There's no denying that the world is getting smaller. It's a tired old cliché, but in the wake of various mobile technologies that have been cropping up on our sister site Pocket Picks of late, it is perhaps an even more pertinent sentiment today than it ever has been.
Take Google Talk's new instant messaging (IM) translation bot, for example. It's a clever little bit of software that can translate IM conversations in real-time into various languages. The fact that it can be used via Fring and hence on your mobile certainly gives new meaning to the idea of the mobile as a device for communication.
The concept may seem removed to some mobile users at the moment but a study that surfaced mid-week suggests more and more mobile users will start to use IM in favour of texting over the next five years.
But it's not only the world and text traffic that is getting smaller; as ever mobile phones are continuing to shrink as evidenced early in the week by one of Toshiba's three new handsets, the minuscule HSDPA-packing G450 handset.
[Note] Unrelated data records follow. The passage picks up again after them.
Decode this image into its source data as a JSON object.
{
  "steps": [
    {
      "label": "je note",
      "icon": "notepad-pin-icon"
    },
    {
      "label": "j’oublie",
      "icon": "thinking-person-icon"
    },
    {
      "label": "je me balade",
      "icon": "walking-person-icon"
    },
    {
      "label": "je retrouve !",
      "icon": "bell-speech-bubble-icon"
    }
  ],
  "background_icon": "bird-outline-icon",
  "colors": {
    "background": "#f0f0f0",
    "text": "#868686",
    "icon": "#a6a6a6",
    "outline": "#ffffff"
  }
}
And although not quite as small but perhaps even more compact in terms of form is the Phillips READiUS handset, complete with folding screen.
Mind you, the trend towards ever more compact handsets can't continue forever, especially when fandangled new devices such as nuke detectors (without a word of a lie) are set to be included in their ever more diminutive shells.
The iPhone had a busy week as our crack team of writers took a look at music streaming and cinema timetable web applications for the device, both of which proved to be rather impressive. News also filtered through that the iPhone is set to get business tariffs in the US, leaving us wondering about where the UK stands on that front. Hopefully the fact that O2 has shifted 190,000 of the things will help speed up the arrival of a similar service on these shores.
Elsewhere Nokia made its usual contribution to our pages, first with a very interesting looking patent for a virtual keyboard and followed this with a barrage of additions to its Beta Labs site. Nokia's biggest splash this week, however, concerned rumblings about a team-up with Facebook. Certainly something to watch for.
In other application news, YouTube launched an official mobile client and Windows Mobile gained a couple of neat apps in the shape of the self explanatory mVisualVoiceMail and then the very clever WMWifi, an application that can turn your smartphone into a wireless router.
And lastly in culture, there was the rescued baby seal who was gifted with her very own mobile phone for tracking her progress in the wild via text, and a company called Mobile Fun that is offering people with more money than sense a burial service for their phones, which may or may not have the Zen like essence of their former users trapped inside their plastic shells. You simply couldn't make that sort of thing up.